“Zaterdag aangekomen in Frederikstad. Het is nu dinsdag en we zijn nog steeds niet vertrokken, alhoewel we ‘s ochtends zouden gaan. Nee, het wordt vier uur. Het is zes uur geweest. Ah, ok, “we gaan” hoor ik net.
Maar we hebben het leuk gehad de afgelopen dagen. Zaterdag de “egg-challange”: krijg een ei zover mogelijk op het dek vanaf het eerste kraaiennest, zonder iets op het schip vast te maken. In een team met Anaïs, Max, Søren en Anne-Margit, waarbij de laatste twee iets anders wilden doen, eindigden we natuurlijk met een luchtdruk-gestuurde raket van een frisdrankfles (je kent ze wel) die een ei met een parachute voortstuwde.
Bij gebrek aan profi materialen bestond onze basis uit een plastic bakje en was onze dop-fietspompaansluiting luchtdicht gemaakt met kouwgom. De raket werkte alsnog prima, maar helaas viel het ei uit de houder voor de lancering. Alhoewel we natuurlijk niet voor de winst gingen maar voor de show was het toch jammer, aangezien ook de parachute uitstekend bleek te werken. Heb nog nooit zo veel lol gehad als de paar uur in het park tijdens het bouwen en crashtesten van onze raket. Dat krijg je als je drie gekke wetenschappers een evil plan uit laat voeren.

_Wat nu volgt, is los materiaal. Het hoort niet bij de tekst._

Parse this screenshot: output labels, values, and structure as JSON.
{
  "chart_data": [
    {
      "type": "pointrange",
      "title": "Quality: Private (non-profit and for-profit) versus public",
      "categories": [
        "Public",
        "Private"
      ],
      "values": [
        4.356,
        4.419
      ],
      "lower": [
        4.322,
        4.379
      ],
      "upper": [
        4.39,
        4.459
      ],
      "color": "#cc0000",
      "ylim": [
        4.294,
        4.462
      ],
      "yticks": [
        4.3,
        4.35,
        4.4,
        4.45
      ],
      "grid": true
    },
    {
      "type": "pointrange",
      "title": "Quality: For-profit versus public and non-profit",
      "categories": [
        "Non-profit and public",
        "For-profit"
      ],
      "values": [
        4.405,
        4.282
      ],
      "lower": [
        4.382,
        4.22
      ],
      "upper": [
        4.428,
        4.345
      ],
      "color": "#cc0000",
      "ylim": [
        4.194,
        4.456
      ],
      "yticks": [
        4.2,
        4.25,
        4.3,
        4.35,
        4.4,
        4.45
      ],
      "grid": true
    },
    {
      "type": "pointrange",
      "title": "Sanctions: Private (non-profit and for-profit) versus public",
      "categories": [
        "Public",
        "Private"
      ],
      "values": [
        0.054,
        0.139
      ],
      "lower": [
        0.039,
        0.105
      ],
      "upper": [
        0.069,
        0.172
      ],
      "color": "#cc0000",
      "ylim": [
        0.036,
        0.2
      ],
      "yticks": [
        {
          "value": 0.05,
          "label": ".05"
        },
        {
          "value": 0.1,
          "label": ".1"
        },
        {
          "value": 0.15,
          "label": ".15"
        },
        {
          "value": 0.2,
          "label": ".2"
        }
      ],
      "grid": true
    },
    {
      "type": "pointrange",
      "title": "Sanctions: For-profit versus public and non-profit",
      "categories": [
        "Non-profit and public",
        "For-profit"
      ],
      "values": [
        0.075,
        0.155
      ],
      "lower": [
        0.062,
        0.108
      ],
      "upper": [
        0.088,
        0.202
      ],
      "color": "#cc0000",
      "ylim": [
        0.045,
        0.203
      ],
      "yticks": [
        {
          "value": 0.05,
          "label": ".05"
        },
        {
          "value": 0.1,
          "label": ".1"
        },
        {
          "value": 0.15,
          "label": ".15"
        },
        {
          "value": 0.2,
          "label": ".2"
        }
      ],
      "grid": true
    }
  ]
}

Van zondag weet ik bijna niets meer, was niet zo geweldig als een raket bouwen en schieten vanaf de mast. Oja, ‘s ochtends waren er sportactiviteiten waar ik natuurlijk niet aan meegedaan heb en die ik met Anaïs, Max en Noëlle ontvlucht ben voor een wandeling door het oude gedeelte van Frederikstad, het ford. ‘s Avonds was er een crew party; ‘t was leuk om te picknicken, maar verder was er niet zo veel aan (geen dansmogelijkheden). We zijn nog met wat mensen een wandelingetje gaan maken en teruggegaan naar het schip. Ik heb veertien kaartjes geschreven (dat is veel) en lekker gedouchet. We waren allemaal ontzettend moe dus Mak keek heel verbaasd toen hij erachter kwam dat het pas elf uur was.
Er was overigens ook een markt langs de kade speciaal voor de Tall Ship Races. Niet met allerlei Noorse producten om aan de touristen te laten zien, maar met Europese kraampjes. Dat is leuk voor de Noren. Volgens de Fransen klopte er niks van de zogenaamde “food from the South of France”. Ik had bijna voor de grap kaas uit Nederland gekocht.
Verder best veel gelopen met mijn Franse vrienden. Wilde frambozen tegengekomen waar ik bijna niet weg van was te slaan. M’n voeten doen nu wel ongelooflijk veel zeeer. Dat was enigszins lastig toen ik deodorant moest halen voor het kanon. Kanon? Kanon! Dat is ons volgende project, een aardappelkanon. Hebben vanmiddag al van het dek geschoten, echt heel leuk! Terugslag is behoorlijk groot en de dop op de achterkant schiet er vanaf, dus helemaal ongevaarlijk is het niet. Ach ja, for science!”